Clark hates going out. Smiley is a party animal; she loves going out and dancing the night away, and most nights Clark ends up going with her, if only to make sure she gets home safe. He's made her his first priority now. She's the one he has to take care of, and most days he's up to the challenge. It's best if he has something to focus on to keep his mind off of everything else, and Smiley serves that purpose.
At times like this, when the moonlight is filtering through the curtains and Smiley is fast asleep beside him and her breathing starts to link up with his. . . There's nothing to match it.
There's something about calm, cool autumn nights that Clark never noticed before. Perhaps it's because things are so different in Gotham.

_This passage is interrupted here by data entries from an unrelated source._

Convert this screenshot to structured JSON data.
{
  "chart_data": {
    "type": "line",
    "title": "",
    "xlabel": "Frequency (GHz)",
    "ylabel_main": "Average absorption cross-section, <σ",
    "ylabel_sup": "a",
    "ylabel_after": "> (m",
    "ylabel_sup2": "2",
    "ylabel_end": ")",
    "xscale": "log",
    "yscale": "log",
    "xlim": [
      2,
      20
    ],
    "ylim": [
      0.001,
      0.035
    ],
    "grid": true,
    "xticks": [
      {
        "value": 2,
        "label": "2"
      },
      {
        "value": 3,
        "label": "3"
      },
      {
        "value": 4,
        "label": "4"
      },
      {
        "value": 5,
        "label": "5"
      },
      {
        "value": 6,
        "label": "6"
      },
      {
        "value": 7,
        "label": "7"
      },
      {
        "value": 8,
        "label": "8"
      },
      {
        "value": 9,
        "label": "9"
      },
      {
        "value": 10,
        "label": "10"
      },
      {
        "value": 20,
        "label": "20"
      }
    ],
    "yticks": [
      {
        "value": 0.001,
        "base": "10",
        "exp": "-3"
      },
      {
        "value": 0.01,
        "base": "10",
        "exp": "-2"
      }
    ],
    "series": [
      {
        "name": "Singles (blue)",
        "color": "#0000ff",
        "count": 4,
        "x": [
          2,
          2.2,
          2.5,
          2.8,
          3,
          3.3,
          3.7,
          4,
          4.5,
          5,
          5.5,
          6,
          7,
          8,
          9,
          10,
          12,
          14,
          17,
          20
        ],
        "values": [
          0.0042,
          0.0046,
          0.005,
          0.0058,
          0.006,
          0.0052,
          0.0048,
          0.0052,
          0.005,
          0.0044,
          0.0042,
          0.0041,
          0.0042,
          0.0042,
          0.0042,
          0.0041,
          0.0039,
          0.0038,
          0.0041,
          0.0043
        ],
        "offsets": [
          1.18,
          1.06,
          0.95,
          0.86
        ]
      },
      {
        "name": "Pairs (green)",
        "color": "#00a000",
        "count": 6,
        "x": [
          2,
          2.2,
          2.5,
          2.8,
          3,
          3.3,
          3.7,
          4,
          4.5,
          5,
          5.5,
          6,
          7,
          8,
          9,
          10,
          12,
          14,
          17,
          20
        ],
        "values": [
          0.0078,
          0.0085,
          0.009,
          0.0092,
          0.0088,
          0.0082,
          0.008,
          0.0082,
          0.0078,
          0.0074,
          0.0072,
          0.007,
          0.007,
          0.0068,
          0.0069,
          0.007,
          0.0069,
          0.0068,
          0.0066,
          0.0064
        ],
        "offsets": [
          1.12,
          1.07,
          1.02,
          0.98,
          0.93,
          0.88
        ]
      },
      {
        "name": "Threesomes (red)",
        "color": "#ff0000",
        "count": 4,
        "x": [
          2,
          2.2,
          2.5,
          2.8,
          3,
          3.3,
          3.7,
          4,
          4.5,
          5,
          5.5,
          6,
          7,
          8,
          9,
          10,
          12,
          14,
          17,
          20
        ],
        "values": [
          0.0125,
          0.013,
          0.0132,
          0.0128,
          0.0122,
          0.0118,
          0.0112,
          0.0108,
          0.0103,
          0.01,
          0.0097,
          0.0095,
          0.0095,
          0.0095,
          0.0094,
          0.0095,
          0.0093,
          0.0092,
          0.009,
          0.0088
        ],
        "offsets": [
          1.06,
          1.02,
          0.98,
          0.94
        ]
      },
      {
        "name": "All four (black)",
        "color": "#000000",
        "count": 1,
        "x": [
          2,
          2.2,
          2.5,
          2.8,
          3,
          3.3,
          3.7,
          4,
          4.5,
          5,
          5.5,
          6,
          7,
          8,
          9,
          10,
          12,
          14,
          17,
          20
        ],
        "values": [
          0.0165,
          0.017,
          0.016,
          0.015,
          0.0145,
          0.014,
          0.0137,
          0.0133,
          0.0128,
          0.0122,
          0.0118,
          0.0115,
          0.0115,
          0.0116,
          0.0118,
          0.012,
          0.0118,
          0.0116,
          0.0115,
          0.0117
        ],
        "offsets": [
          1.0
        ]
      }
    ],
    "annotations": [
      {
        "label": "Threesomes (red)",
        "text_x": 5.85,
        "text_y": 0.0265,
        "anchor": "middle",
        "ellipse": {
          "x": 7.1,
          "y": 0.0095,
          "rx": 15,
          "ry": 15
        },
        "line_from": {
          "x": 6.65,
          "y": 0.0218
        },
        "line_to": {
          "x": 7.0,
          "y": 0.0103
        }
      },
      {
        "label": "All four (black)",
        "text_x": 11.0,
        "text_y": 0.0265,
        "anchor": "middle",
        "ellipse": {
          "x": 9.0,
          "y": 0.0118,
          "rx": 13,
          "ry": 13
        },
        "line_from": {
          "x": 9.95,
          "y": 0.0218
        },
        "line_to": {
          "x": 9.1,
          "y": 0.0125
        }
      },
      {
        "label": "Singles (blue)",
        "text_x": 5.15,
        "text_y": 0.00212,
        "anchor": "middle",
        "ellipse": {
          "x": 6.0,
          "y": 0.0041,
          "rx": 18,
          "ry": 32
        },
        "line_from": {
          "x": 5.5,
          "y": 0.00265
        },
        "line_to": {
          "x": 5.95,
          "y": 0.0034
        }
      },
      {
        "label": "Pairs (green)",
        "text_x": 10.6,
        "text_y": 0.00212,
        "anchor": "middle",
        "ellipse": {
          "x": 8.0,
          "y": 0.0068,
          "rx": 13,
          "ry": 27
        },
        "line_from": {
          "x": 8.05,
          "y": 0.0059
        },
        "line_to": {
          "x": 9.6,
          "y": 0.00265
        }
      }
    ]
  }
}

In Kansas (which Clark can only bear to think about at times like this when nothing can touch him and everything seems okay) he didn't spend many nights lying awake, in fact he rarely stayed up later than 11PM. Sometimes he wishes there was someone with him to soothe away his bad dreams and fears, but he knows if there were he wouldn't be able to appreciate moments like these as much as he does.
And anyway, Clark is different in the city. In the country, if something went wrong, he knew about it right away. This meant that he could run off to save the day every time. But in the city there's something going on every minute, the sounds of the hurt and the violence could swallow him whole and spit him out and make him crazy.
The ring took all that away, unless he was really looking for trouble. The part of Clark that was filled with self-doubt and loathing, and wanted to shrivel up and die could usually be pushed aside. The part that replaced it was more confident and self-assured. The new Clark could do anything, be anything. The new Clark could launder money in seven different states without breaking a sweat. The new Clark could tune out the voices, the screaming, the crying forever, unless he was looking for trouble.
Clark remembers himself before he donned the red ring as a child. Eager to please and help others. Never serving himself. There's something about the way he was that makes Clark cringe. He hates that he was so desperate for human touch and human love that he tried to get it from everyone. He hates that the old Clark couldn't make the tough choices.
The old Clark would have gone running home the minute that ring was off, with no thought to Smiley or the trouble he put her through. He stirs restlessly at the thought of leaving her.
"Baby. . ." Smiley stirs and turns, her hand sliding over his bare chest and pulling him closer. The touch calms him instantly. "Go to sleep." Clark settles and closes his eyes, but stays awake.
There's nothing in his mind right now, and to him that's almost as good as a long and uninterrupted sleep.
When Clark wakes in the morning it is with lethargic surprise; both that he slept, and that Smiley left the bed without waking him. But he relishes the morning with unusual languor, coming to full consciousness slowly and lazily, stretching and flexing until his body feels awake enough to finally rise from the bed.
Clark finds Smiley in the kitchen. Her sunset lips are half open, and her cheeks are flushed. Her eyes are blank, and a slight frown creases her brow.
"Smiley." He says her name twice more before her eyes refocus and she swallows.
"Kal." She says. "I just saw you on TV." She gestures to the small set on the counter, where a morning talk show was just beginning. "It said you were missing. It said your name was Clark. And you're only sixteen years old." Her voice is breathy, like she's in shock.
Clark freezes, and the canned laughter from the television is directed at him, and her tears are drowning him, and the air is suffocating him and everything is ending and dammitsomeone's finally decided he just can'tignore everything anymore.